ThreadMap vs. ThreadLocal

  • As above, each of the scenario variants was run 100 times, each with a sample size of 1000 executions of each closure.
  • As discussed in an earlier section, ThreadLocal is optimized for speed but its use requires care as its internal thread IDs are reused (unlike Rust’s standard ThreadId).
  • In all cases, the latency of the ThreadMap closure was substantially higher, approximately 5-6 times as high as the latency of the ThreadLocal closure. As before, the latencies for the ThreadMap runs were around 3ms. For the ThreadLocal runs, the latencies were around 500μs.
  • On can conclude that:
    • For performance-sensitive applications, where the data structure is accessed frequently on many threads, ThreadLocal would be a good choice, with the caveat (discussed earlier) about the impact of its reuse of internal thread IDs.
    • For applications where the data structure is not as heavily accessed, ThreadMap or ThreadMapX can provide a convenient, more ergonomic alternative.
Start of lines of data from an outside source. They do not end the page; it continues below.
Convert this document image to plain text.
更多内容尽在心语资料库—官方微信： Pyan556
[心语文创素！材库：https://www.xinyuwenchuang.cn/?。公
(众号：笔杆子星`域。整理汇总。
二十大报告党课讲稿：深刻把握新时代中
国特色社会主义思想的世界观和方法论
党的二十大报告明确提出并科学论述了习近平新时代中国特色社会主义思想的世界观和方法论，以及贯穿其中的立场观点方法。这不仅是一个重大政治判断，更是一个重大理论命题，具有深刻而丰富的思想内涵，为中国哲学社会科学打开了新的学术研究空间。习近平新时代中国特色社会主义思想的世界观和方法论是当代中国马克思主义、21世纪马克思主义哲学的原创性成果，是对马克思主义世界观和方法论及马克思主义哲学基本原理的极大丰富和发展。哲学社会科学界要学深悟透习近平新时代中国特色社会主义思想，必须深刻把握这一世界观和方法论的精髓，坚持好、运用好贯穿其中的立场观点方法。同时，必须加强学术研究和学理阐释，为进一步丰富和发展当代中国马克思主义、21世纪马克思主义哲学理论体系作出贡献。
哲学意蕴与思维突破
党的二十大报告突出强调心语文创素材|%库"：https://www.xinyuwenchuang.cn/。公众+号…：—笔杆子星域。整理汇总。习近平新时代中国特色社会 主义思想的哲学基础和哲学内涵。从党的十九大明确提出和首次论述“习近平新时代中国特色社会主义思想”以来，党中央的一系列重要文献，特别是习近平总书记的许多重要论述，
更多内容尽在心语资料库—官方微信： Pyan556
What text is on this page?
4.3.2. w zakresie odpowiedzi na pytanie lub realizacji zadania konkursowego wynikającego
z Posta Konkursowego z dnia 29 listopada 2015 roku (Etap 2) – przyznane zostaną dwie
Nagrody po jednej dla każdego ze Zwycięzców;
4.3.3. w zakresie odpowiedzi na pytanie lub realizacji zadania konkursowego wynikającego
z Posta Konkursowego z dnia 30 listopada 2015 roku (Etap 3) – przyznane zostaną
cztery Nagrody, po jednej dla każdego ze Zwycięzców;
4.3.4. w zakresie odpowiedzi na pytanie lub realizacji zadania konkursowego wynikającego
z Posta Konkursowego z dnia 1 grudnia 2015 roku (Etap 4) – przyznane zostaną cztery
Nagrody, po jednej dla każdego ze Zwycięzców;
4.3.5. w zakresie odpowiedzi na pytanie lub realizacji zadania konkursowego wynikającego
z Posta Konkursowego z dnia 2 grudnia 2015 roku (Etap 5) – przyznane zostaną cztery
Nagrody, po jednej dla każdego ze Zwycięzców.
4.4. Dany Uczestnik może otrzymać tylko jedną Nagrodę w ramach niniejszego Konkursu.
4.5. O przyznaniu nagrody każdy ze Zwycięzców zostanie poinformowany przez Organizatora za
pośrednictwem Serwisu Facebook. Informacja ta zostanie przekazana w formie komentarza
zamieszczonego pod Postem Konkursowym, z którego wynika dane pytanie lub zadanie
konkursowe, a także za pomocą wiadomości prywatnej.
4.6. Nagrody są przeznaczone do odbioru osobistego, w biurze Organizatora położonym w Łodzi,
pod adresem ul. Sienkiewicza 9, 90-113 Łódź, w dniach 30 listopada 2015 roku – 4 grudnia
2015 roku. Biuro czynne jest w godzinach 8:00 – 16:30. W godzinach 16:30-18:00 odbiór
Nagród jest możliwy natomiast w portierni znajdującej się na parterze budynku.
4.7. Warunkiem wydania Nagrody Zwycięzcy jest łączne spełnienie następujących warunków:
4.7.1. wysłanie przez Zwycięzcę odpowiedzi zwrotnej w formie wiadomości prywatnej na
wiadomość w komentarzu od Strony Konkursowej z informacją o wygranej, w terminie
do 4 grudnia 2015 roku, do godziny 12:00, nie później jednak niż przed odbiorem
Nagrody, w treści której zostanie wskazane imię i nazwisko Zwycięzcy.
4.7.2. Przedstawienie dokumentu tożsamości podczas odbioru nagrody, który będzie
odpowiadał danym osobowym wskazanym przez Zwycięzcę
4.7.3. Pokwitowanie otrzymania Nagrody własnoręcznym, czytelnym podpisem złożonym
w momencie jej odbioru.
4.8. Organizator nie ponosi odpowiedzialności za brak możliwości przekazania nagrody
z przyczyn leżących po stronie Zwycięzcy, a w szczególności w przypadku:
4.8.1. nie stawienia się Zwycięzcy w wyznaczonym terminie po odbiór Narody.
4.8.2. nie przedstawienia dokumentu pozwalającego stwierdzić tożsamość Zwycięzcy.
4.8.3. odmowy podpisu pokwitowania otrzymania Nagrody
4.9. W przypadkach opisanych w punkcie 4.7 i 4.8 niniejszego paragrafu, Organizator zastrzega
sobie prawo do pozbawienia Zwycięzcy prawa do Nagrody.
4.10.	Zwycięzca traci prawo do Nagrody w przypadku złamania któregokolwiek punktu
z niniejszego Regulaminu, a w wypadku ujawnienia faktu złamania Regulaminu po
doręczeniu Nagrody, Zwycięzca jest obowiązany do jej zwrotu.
For an alternative that takes advantage of the efficiency of ThreadLocal while addressing the above-mentioned caveat, consider using crate thread_local_collect.

Modules§

thread_map
For backward compatibility only and eventually may be deprecated. The library’s structs are now available directly at top level.

Structs§

ThreadMap
This type encapsulates the association of ThreadIds to values of type V. It is a simple and easy-to-use alternative to the std::thread_local macro and the thread_local crate.
ThreadMapLockError
Error emitted by some ThreadMap and ThreadMapX methods when the object-level internal lock is poisoned.
ThreadMapX
Like ThreadMap, this type encapsulates the association of ThreadIds to values of type V and is a simple and easy-to-use alternative to the std::thread_local macro and the thread_local crate. It differs from ThreadMap in that it contains a Mutex for each value, allowing the methods Self::fold, Self::fold_values, and Self::probe to run more efficiently when there are concurrent calls to the per-thread methods (Self::with, Self::with_mut, Self::get, Self::set) by using fine-grained per-thread locking instead of acquiring an object-level write lock. On the other hand, the per-thread methods may run a bit slower as they require the acquision of the per-thread lock.